Five Social Psychology Essentials

II. Imagining and Exploring Alternatives

The next step is imagining and exploring alternatives. The structure and purpose of the standard college classroom, the nature of work and family life, the forces that maintain national and global political and economic power – everything is up for discussion if we take social psychology’s subject matter seriously. If our world is neither optimal nor inevitable, then every course should spend time imagining a better one and exploring how we might achieve it. This means contemplating possibilities beyond the relatively minor reforms social psychologists typically suggest.

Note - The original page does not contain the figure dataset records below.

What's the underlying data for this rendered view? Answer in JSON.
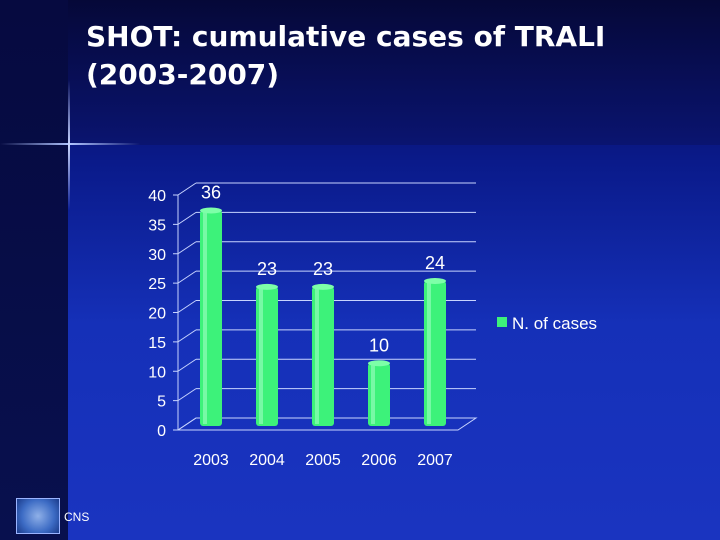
{
  "slide": {
    "title_line1": "SHOT: cumulative cases of TRALI",
    "title_line2": "(2003-2007)",
    "logo_text": "CNS"
  },
  "colors": {
    "bar": "#3df27a",
    "text": "#ffffff",
    "gridline": "#c8d4ff"
  },
  "chart_data": {
    "type": "bar",
    "title": "SHOT: cumulative cases of TRALI (2003-2007)",
    "categories": [
      "2003",
      "2004",
      "2005",
      "2006",
      "2007"
    ],
    "series": [
      {
        "name": "N. of cases",
        "values": [
          36,
          23,
          23,
          10,
          24
        ]
      }
    ],
    "data_labels": [
      "36",
      "23",
      "23",
      "10",
      "24"
    ],
    "ylim": [
      0,
      40
    ],
    "yticks": [
      "0",
      "5",
      "10",
      "15",
      "20",
      "25",
      "30",
      "35",
      "40"
    ],
    "xlabel": "",
    "ylabel": "",
    "grid": true,
    "legend_position": "right"
  }
}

Half a century ago Abraham Maslow (1971) taught a course in Utopian Social Psychology. He described it as focused on “the empirical and realistic questions: How good a society does human nature permit? How good a human nature does society permit? What is possible and feasible? What is not?” (p. 203). That topic is at least as urgent today. What does social psychology’s knowledge base say about current societal arrangements? How could social psychologists expand that base to facilitate alternatives? In addition to its pedagogical benefits, this discussion might encourage students to challenge common justifications for an imperfect status quo and even, perhaps, work to make things better.

III: Understanding that Behavior has Multiple Interacting Causes

Social psychology’s landscape is important even if many of the details are not. We hope that when students try to understand aggression and competition, prejudice and obedience, they will remember that social behavior has many causes; that, because behavior reflects an interaction between person and setting, at least some of those causes are changeable; and that variation is inevitable, so that behavior is rarely completely predictable even when experimental manipulations reach statistical significance.

Students who know that behavior has multiple interacting causes are likely to remember Eliot Aronson’s “first law” noted in his classic text The Social Animal (2004): People who do crazy things are not necessarily crazy. Instead of dismissing as irrational suicide bombers in Iraq or repressive guards at Guantanamo Bay, they should wonder about the context that makes such behavior seem reasonable to those who carry it out. Perhaps even more important, when considering how public policy might be changed to reduce repressive and unjust behavior, they should wonder about the context that leads some to resist those changes and about how to facilitate positive change despite opposition. Raising the level of analysis toward the societal and global should be part of every social psychology course.

IV. Realizing the Centrality of Both Individuality and Community

An obvious connection among many of social psychology’s distinct topics is the tension between the individual and the community. Despite frequent mention of this link, however, textbooks increasingly de-emphasize group activity and emphasize its drawbacks as they narrow their gaze toward the interpersonal and intrapersonal. Aronson’s Social Animal, for example, doesn’t have a chapter squarely on group dynamics; group structure, the roles of group actors, and factors that make groups effective, satisfying, or cooperative appear in other chapters, but rarely as a core concern. In Social Psychology, David Myers (2002) adds in a postscript that groups have benefits as well, but his advice – “we had better choose our group influences wisely and intentionally” (p. 322) – reinforces the dangers. Importantly, community interaction beyond the small group is rarely considered.

The introductory course should emphasize how social psychology’s body of knowledge demonstrates the importance of both individuality and community and should consider more carefully how both might be enhanced. By assessing how competing political and philosophical perspectives attempt to balance the two, social psychology can encourage students to consider how those perspectives reflect competing empirical assumptions (Fox, 1985). The course should also consider whether social psychology’s inward turn can be explained, at least in part, by our era’s individualistic, entrepreneurial, competitive ethos. It should assess the societal implications of this decreased focus on how to create and maintain better functioning groups and communities.